Improving the project grid's layout

Here is a post to gather problems with the way we currently display the project table. I have been thinking about them lately and I think those problems are closely related and should be tackled together.

The problems

I don’t claim this is an exhaustive list of all issues with our grid, but I am interested in thinking about a holistic solution for those three:

  • Columns cannot be resized (#4806) and are sized by the browser, often giving poor layouts. For instance, if a column name is long but all the cells in that column only contain a few characters each, the column will expand to take a lot of width to display the entire column name, taking up a lot of space in the grid. This feels pretty unacceptable when I actually think about it. I think this is one of those issues that I must have been confronted with early on as I discovered the tool, and then just got used to and do not question anymore.
  • Cells with large content are always displayed in full (#1440). This is also pretty revolting honestly. A big cell will blow up the height of the row it contains, meaning that all other cells in that row will expand to fill up a lot of unnecessary space.
  • Navigation in the project is done by manual pagination, whereas users generally expect seamless scrolling (#1027) from most other tools (Excel, Google Sheets, many tabular ETL tools…). We tried implementing this, but given that the height and width of cells is completely unpredictable because of the two issues above, it is really hard to implement in a satisfactory way as things stand.

A proposed joint solution to those problems

I would aim to:

  • put a set width on each column (meaning that the column header has a width CSS property set in Javascript). This set width can be adjusted by the user with the expected UX (just drag the column boundary between header cells), as described in #4806. The initial set width can be computed in Javascript based on the values initially present in the table. That heuristic does not need to be perfect since the user is able to adjust the widths themselves.
  • have a set maximum height for each cell (and therefore row). Overflowing content would be displayed using an ellipsis (for textual content) or an interactive expansion for reconciled cells with many candidates (to be made precise)
  • implement infinite scrolling, which should be easier to get right with fixed column widths (because dynamically adding / removing rows will not change the height of other rows because the column widths change). I would do it based on the GSoC project of Lisa Chandra (#2746) which was really high quality. Other changes in pagination implemented since (#33, #572) should also help get this to work sufficiently smoothly.

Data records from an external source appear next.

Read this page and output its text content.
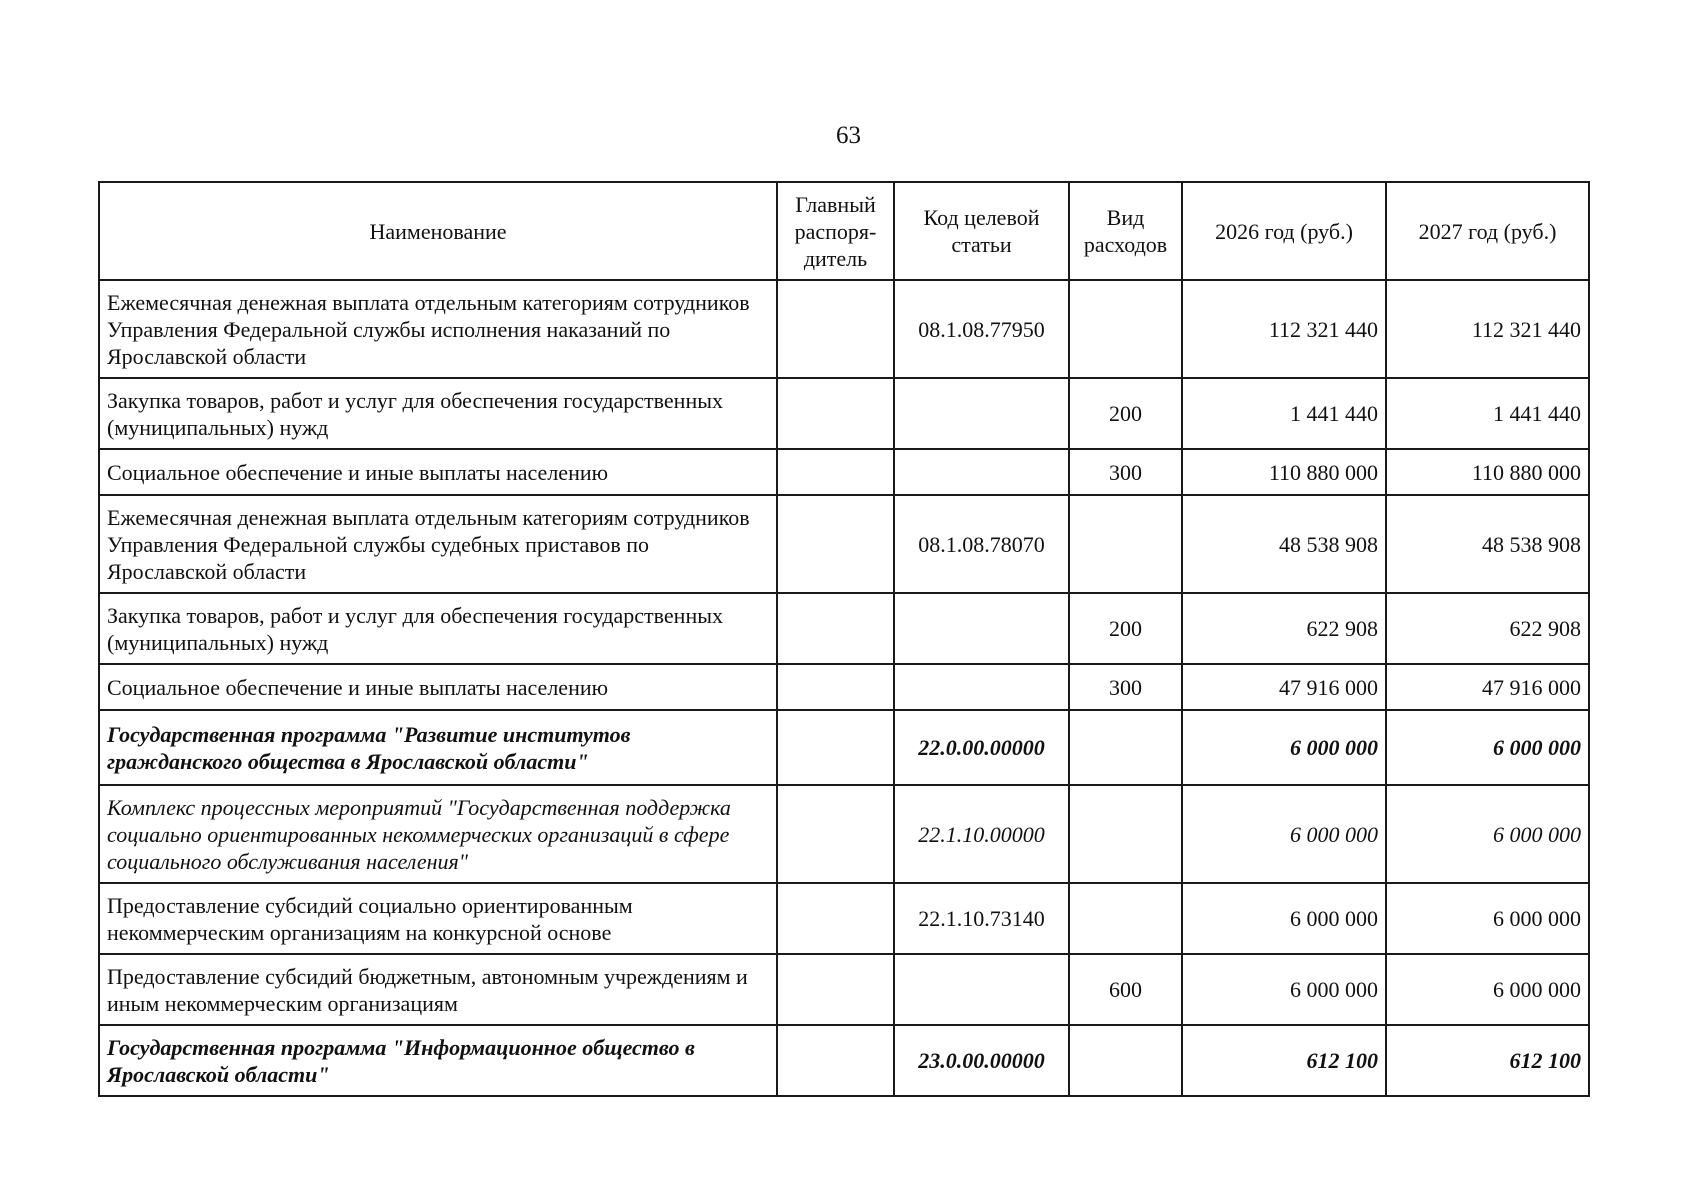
63
Наименование	Главный распоря-дитель	Код целевой статьи	Вид расходов	2026 год (руб.)	2027 год (руб.)
Ежемесячная денежная выплата отдельным категориям сотрудников Управления Федеральной службы исполнения наказаний по Ярославской области		08.1.08.77950		112 321 440	112 321 440
Закупка товаров, работ и услуг для обеспечения государственных (муниципальных) нужд			200	1 441 440	1 441 440
Социальное обеспечение и иные выплаты населению			300	110 880 000	110 880 000
Ежемесячная денежная выплата отдельным категориям сотрудников Управления Федеральной службы судебных приставов по Ярославской области		08.1.08.78070		48 538 908	48 538 908
Закупка товаров, работ и услуг для обеспечения государственных (муниципальных) нужд			200	622 908	622 908
Социальное обеспечение и иные выплаты населению			300	47 916 000	47 916 000
Государственная программа "Развитие институтов гражданского общества в Ярославской области"		22.0.00.00000		6 000 000	6 000 000
Комплекс процессных мероприятий "Государственная поддержка социально ориентированных некоммерческих организаций в сфере социального обслуживания населения"		22.1.10.00000		6 000 000	6 000 000
Предоставление субсидий социально ориентированным некоммерческим организациям на конкурсной основе		22.1.10.73140		6 000 000	6 000 000
Предоставление субсидий бюджетным, автономным учреждениям и иным некоммерческим организациям			600	6 000 000	6 000 000
Государственная программа "Информационное общество в Ярославской области"		23.0.00.00000		612 100	612 100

Although I see it as a joint solution the changes make sense in isolation too, so they can be implemented step by step.

Screenshots

Poor automated column sizing:
image

Lack of ellipsis on large cells:

5 Likes

Awesome! This is a much-needed improvement. But I am curious to know how this also impacts the “Create Project” (configure parsing option) page as the import file has a preview viewport. Will the cells be adjustable or fixed?

Good question! I think it could be nice to have a similar rendering there too. Actually, I am not really sure why the preview and the project should look any different, we could probably use the same grid in both places (aside from the fact that the preview cannot be edited). @thadguidry have you got any historic insights about that?

The preview has a different look depending on importer, and the thought was that it could be extended upon by importers based on their needs. David actually did 2 kinds of views for the Json importer initially…and we settled for the 2nd view which is what we have now. For records, the XML/JSON has a different view (non-tabular) initially once the user selects the element/object hierarchy they want. But for strict tabular data (non-records), then it could look the same as our data grid. However, it will be interesting to see how we can shape and improve the previews for the various importers that handle non-tabular data.

and the short answer is: David didn’t want there to be too much interactivity in the preview which might confuse folks thinking they are already in the data grid and able to edit. Which I kinda agreed with at the time. “It’s to really help see the structure of data… then they can play with the data representation and modify it later.”

Although I see it as a joint solution the changes make sense in isolation too, so they can be implemented step by step.

Absolutely. I see no reason to couple these changes. Both resizable columns and clipping content of cells to some maximum size seem like good ideas which can be implemented independently of anything else (or each other).

As for the continuous scrolling prototype, I don't remember the problems being caused by variable size cells. Also the state of the art for components to build with may have moved on in the last few years, so I think it's worth carefully vetting whether the abandoned implementation is the correct base to build on.